Factoring in accuracy and efficiency, the authors chose a network with 4 hidden layers and 256 nodes in each layer. The activation function for the input and output layers was the hyperbolic tangent (tanh). The activation function for the hidden layers was the rectified linear unit (ReLU). In the training, the learning rate was 0.0001, the batch case was 200, the training epoch was 60, and the training strategy was stochastic gradient descent with momentum (SGDM).

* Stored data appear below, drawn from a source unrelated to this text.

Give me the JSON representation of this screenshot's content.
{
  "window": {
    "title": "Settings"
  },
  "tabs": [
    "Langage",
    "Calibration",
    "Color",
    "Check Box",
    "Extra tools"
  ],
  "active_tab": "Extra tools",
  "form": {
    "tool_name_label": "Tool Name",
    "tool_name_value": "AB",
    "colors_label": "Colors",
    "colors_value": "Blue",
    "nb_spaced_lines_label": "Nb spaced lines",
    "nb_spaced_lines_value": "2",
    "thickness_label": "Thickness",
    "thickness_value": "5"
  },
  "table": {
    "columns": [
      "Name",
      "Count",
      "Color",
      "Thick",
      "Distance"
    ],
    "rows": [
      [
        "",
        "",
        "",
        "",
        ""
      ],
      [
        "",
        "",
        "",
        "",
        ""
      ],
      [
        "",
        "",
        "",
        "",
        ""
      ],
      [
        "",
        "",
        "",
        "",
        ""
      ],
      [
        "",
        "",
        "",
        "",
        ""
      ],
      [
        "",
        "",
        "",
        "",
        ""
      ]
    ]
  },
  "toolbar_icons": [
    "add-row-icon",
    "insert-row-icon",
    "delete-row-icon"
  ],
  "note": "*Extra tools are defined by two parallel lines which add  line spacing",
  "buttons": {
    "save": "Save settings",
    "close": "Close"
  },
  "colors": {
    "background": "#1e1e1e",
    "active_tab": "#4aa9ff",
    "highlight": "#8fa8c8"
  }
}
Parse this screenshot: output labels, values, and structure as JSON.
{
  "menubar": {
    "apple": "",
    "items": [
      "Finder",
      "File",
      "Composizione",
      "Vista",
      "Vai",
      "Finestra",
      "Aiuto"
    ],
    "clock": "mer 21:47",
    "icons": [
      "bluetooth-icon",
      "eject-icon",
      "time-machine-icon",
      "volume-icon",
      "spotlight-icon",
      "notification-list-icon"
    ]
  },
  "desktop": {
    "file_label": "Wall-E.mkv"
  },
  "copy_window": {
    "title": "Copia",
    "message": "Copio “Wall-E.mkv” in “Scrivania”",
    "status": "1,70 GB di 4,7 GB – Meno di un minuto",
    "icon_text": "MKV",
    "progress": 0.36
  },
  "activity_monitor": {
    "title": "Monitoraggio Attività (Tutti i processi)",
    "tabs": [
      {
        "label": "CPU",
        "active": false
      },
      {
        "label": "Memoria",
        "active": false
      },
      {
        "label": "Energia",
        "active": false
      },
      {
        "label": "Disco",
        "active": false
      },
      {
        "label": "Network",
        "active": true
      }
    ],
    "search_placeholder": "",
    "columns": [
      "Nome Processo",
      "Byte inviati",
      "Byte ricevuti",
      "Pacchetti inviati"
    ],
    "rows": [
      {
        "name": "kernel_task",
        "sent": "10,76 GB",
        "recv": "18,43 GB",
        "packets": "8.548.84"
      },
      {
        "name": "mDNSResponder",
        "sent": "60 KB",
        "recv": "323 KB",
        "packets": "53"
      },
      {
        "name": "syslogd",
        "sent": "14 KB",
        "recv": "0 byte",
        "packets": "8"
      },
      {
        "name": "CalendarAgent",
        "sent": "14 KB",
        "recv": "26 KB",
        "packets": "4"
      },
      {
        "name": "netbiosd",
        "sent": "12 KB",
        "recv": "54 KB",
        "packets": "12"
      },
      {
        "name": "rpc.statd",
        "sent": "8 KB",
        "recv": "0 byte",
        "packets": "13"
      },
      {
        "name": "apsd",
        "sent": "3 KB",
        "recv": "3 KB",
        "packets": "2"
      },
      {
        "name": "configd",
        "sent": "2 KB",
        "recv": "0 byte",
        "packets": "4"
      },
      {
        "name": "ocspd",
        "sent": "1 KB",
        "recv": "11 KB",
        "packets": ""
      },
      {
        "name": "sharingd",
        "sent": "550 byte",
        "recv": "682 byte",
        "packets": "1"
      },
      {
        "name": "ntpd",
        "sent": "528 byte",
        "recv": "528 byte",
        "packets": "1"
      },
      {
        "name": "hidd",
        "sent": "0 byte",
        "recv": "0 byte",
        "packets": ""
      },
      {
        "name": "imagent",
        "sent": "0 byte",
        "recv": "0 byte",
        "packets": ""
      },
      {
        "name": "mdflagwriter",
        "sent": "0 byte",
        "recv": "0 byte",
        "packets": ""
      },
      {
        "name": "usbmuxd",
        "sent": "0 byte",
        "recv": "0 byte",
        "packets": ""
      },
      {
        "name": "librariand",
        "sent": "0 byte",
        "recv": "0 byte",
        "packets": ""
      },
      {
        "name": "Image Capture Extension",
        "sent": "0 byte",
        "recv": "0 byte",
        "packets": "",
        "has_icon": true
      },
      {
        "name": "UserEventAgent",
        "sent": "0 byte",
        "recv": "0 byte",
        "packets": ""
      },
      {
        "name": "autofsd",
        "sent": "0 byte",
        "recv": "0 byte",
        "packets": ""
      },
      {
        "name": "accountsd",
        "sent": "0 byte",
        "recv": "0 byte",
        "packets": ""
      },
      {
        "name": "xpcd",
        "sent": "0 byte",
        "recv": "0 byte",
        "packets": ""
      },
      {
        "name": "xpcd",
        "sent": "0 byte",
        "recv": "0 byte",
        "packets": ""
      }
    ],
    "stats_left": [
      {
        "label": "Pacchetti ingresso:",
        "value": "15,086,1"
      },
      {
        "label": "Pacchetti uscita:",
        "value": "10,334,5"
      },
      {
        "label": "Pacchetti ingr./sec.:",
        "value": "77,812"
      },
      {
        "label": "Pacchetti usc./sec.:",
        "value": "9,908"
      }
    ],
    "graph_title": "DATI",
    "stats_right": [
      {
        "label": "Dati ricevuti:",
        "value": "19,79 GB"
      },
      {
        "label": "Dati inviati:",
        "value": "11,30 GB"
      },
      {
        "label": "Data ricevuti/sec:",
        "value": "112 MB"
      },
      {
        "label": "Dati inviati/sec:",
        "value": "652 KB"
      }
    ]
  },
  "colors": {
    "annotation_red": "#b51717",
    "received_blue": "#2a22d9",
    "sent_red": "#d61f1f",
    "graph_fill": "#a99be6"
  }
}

$f_{accuracy}=1-\frac{1}{N}{\displaystyle \sum _{i=1}^N\Vert Ne{t}_g\left(r_i\right)-g\left(r_i\right)\Vert /\Vert g\left(r_i\right)\Vert }$ was adopted as the fitting accuracy to evaluate the ANN, where $g\left(r_i\right)$ is the gravity at $r_i$, $N$ means the number of sample data, and $Ne{t}_g\left(r_i\right)$ stands for the gravity calculated with ANN. After training, the fitting accuracy was 98.63%, which means a highly accurate prediction of the irregular gravity. Calculating 10,000 points’ gravity in the same computer, the ANN took 0.16 s while the polyhedron method took 360.43 s, proving the ANN’s great advantage in efficiency. What is more, the result of the ANN is an explicit continuous function, and therefore it is easy to be transplanted to other computing environments, and the gravitational gradient can also be estimated easily. Bennu’s gravity calculated by the ANN is shown in Figure 4.

2.2. Surface Model

The asteroid’s surface model is required when detecting the collision between the flexible lander and the asteroid. Usually, a polyhedron model is used to capture the asteroid’s irregular shape, and reconstruction is used to obtain a continuous surface expression [13]. The spherical harmonic method is an efficient and mature reconstruction method that transforms the irregular surface into a series of spherical harmonics [28]. Here, this paper briefly introduces the spherical harmonic method.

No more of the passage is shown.